– На прошлой неделе меня укусила лошадь, – сказала вдруг Лаура, делая вид, что обращается к Бьорсону, но Ольга сразу поняла, кому конкретно адресованы эти слова, – славная офицерская кобылка, сбежавшая к нам после атаки седьмого драгунского. Я как раз думала о формировании кавалерийского подразделения, но глупый поступок лошадки навел меня на другую мысль, – тон генерала Урути стал холоден, как зимний морской ветер, – мысль поощрить моих людей за успешно отбитую атаку. Кавалерийского подразделения у нас не получилось, зато одиннадцатая рота в тот вечер ела мясо.
– Ты всё такая же, – вздохнул Бьорсон, – пожалуйста, не ешь Цветану, она поняла намек. Зачем ты позвала нас сюда, старый друг? Готовитесь наступать?
– Лисабские мальчики поведали нам по радио о своём желании встретиться со мной и иностранными журналистами. – Лаура вернулась к столу, разворачивая одну из карт. – Сказали, что гарантируют безопасность. Я решила им поверить. Эти лисабские мальчики действительно честные парни.
– Лисабские? – переспросила Ольга. Намек она поняла, но молчать не собиралась. Ещё пять лет назад ей о готовности своих подразделений докладывали командующие Государственной Гвардии. Что ей какая-то ополченка?
Урути пожала плечами.
– Я помню, кто был врагом Республики двадцать пять лет назад. Я знаю, кто остается им поныне.
– Но Директория борется за изменение политики Республики, а не за возвращение к лисабскому господству, – начала Ольга.

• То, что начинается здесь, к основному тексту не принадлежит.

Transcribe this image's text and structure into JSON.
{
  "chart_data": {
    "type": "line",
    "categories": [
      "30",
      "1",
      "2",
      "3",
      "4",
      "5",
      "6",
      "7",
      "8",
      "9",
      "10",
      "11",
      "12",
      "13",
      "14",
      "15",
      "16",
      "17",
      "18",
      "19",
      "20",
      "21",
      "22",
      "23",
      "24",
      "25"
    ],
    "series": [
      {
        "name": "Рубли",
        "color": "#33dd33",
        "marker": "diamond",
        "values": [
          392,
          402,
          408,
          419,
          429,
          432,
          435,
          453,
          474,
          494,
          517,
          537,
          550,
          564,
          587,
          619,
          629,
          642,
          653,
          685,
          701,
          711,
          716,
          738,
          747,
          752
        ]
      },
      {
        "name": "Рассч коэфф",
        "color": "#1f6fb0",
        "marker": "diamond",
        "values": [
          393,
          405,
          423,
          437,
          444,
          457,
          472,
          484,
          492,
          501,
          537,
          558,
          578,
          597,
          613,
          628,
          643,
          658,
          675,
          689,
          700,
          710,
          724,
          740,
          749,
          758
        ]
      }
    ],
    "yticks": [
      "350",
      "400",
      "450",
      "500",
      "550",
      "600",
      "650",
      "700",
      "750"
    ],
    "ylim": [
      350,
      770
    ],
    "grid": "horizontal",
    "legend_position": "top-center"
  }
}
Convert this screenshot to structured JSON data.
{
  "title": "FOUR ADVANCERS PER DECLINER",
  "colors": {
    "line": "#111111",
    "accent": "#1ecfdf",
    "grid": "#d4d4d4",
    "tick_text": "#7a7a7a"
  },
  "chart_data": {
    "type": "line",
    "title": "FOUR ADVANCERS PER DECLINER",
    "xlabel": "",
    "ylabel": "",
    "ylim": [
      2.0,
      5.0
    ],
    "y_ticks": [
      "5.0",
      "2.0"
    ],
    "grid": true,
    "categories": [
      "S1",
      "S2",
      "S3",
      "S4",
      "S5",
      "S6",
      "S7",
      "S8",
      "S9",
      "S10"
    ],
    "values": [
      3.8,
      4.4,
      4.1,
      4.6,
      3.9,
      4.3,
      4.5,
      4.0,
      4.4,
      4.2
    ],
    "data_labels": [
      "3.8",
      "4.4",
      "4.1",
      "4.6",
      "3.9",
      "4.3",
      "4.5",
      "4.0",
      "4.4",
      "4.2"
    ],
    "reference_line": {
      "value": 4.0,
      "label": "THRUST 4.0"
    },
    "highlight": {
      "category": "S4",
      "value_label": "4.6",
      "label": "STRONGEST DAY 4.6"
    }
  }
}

– Они борются за то, чтобы снять штаны и принять привычную позу, – резанула Урути. – Нет земельным реформам, давайте оставим всё как есть! Землю и фабрики богатым ублюдкам, и пусть дальше овцы едят людей, а мы, как встарь, будем продавать их шерсть Лисабе, всё больше увязая в экономическом кризисе! Директория – это старые богатые кроты, девушка, которые не видят дальше своего носа и отправляют своих детей умирать за собственные капиталы верхом на белых генеральских кобылках.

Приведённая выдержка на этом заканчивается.